Global recovery continues despite supply constraints: Fitch

A strong recovery in global gross domestic product (GDP) is continuing despite supply constraints that are pushing up prices and resulting in producer delays in meeting final customer demand, said Fitch Ratings on Wednesday.
According to Fitch, GDP grew robustly in 2Q21 in most of the largest economies, PMI surveys signal ongoing expansion in recent months and labour-market conditions are improving. Supply-side constraints and higher commodity prices have seen producer and consumer price inflation rise sharply across the board in recent months.

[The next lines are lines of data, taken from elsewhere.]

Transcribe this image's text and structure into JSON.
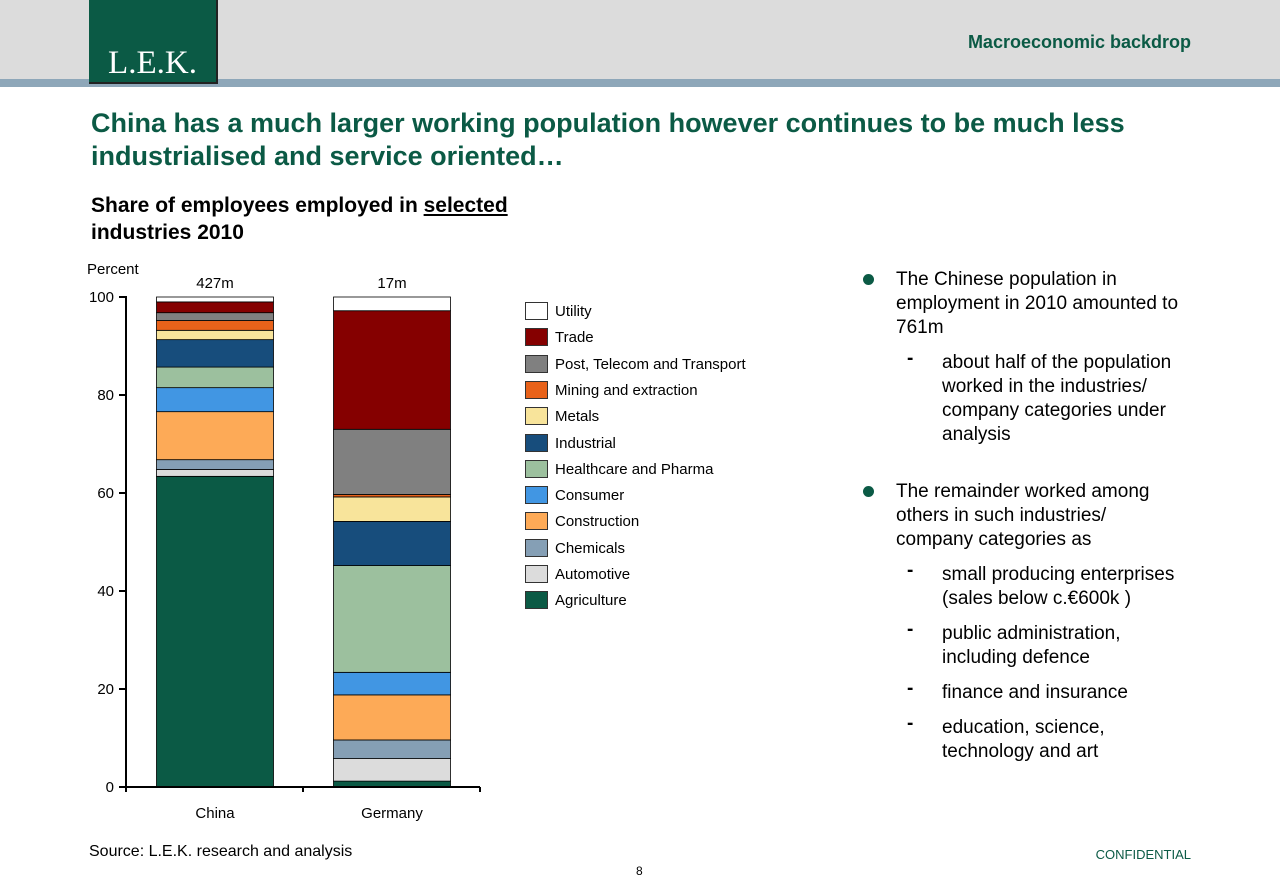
{
  "header": {
    "logo_text": "L.E.K.",
    "section_title": "Macroeconomic backdrop"
  },
  "headline": {
    "line1": "China has a much larger working population however continues to be much less",
    "line2": "industrialised and service oriented…"
  },
  "subtitle": {
    "part1": "Share of employees employed in ",
    "underlined": "selected",
    "part2": "industries 2010"
  },
  "chart_data": {
    "type": "bar",
    "stacked": true,
    "ylabel": "Percent",
    "ylim": [
      0,
      100
    ],
    "yticks": [
      "0",
      "20",
      "40",
      "60",
      "80",
      "100"
    ],
    "categories": [
      "China",
      "Germany"
    ],
    "totals": [
      "427m",
      "17m"
    ],
    "series": [
      {
        "name": "Agriculture",
        "color": "#0b5a45",
        "values": [
          63.4,
          1.2
        ]
      },
      {
        "name": "Automotive",
        "color": "#dcdcdc",
        "values": [
          1.4,
          4.6
        ]
      },
      {
        "name": "Chemicals",
        "color": "#859fb5",
        "values": [
          2.0,
          3.8
        ]
      },
      {
        "name": "Construction",
        "color": "#fdaa57",
        "values": [
          9.8,
          9.2
        ]
      },
      {
        "name": "Consumer",
        "color": "#4196e3",
        "values": [
          4.9,
          4.6
        ]
      },
      {
        "name": "Healthcare and Pharma",
        "color": "#9cc09e",
        "values": [
          4.2,
          21.8
        ]
      },
      {
        "name": "Industrial",
        "color": "#174d7c",
        "values": [
          5.6,
          9.0
        ]
      },
      {
        "name": "Metals",
        "color": "#f8e49b",
        "values": [
          1.9,
          5.0
        ]
      },
      {
        "name": "Mining and extraction",
        "color": "#e8621a",
        "values": [
          2.0,
          0.5
        ]
      },
      {
        "name": "Post, Telecom and Transport",
        "color": "#808080",
        "values": [
          1.6,
          13.3
        ]
      },
      {
        "name": "Trade",
        "color": "#850000",
        "values": [
          2.2,
          24.2
        ]
      },
      {
        "name": "Utility",
        "color": "#ffffff",
        "values": [
          1.0,
          2.8
        ]
      }
    ]
  },
  "legend_order": [
    "Utility",
    "Trade",
    "Post, Telecom and Transport",
    "Mining and extraction",
    "Metals",
    "Industrial",
    "Healthcare and Pharma",
    "Consumer",
    "Construction",
    "Chemicals",
    "Automotive",
    "Agriculture"
  ],
  "bullets": [
    {
      "lines": [
        "The Chinese population in",
        "employment in 2010 amounted to",
        "761m"
      ],
      "subs": [
        {
          "lines": [
            "about half of the population",
            "worked in the industries/",
            "company categories under",
            "analysis"
          ]
        }
      ]
    },
    {
      "lines": [
        "The remainder worked among",
        "others in such industries/",
        "company categories as"
      ],
      "subs": [
        {
          "lines": [
            "small producing enterprises",
            "(sales below c.€600k )"
          ]
        },
        {
          "lines": [
            "public administration,",
            "including defence"
          ]
        },
        {
          "lines": [
            "finance and insurance"
          ]
        },
        {
          "lines": [
            "education, science,",
            "technology and art"
          ]
        }
      ]
    }
  ],
  "footer": {
    "source": "Source: L.E.K. research and analysis",
    "page": "8",
    "confidential": "CONFIDENTIAL"
  }
}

The rating agency said that stronger-than-anticipated price increases look to have played a part in weaker- than-expected real GDP growth in the US in 2Q21 and growth has also been lower than expected in parts of Asia.
In contrast, 2Q21 GDP releases in Europe have generally surprised on the upside in comparison with Fitch’s June 2021 GEO forecasts, following the reopening of service-sector activities. The latest macroeconomic data releases come against a backdrop of rapid gains in global equity prices, it said.
Meanwhile, Fitch Ratings has been recognised as the best rating agency for Islamic finance for the fifth year in a row by The Asset, a leading financial magazine in the Asia-Pacific.
The Asset awards are adjudicated by the publication’s Board of Editors and Benchmark Research team, who also obtain feedback and testimonials from issuers, investors and other market participants in Asia and the Middle-East as part of the evaluation process.
Fitch covers more Islamic finance-based issuers than any other international credit ratings agency, as well as over 150 outstanding Islamic finance instruments worldwide. Fitch produces in-depth analysis, ratings and research with a dedicated sukuk rating criteria, as well as ESG considerations for Islamic finance ratings. The agency also incorporates takaful-specific considerations within its global insurance rating criteria.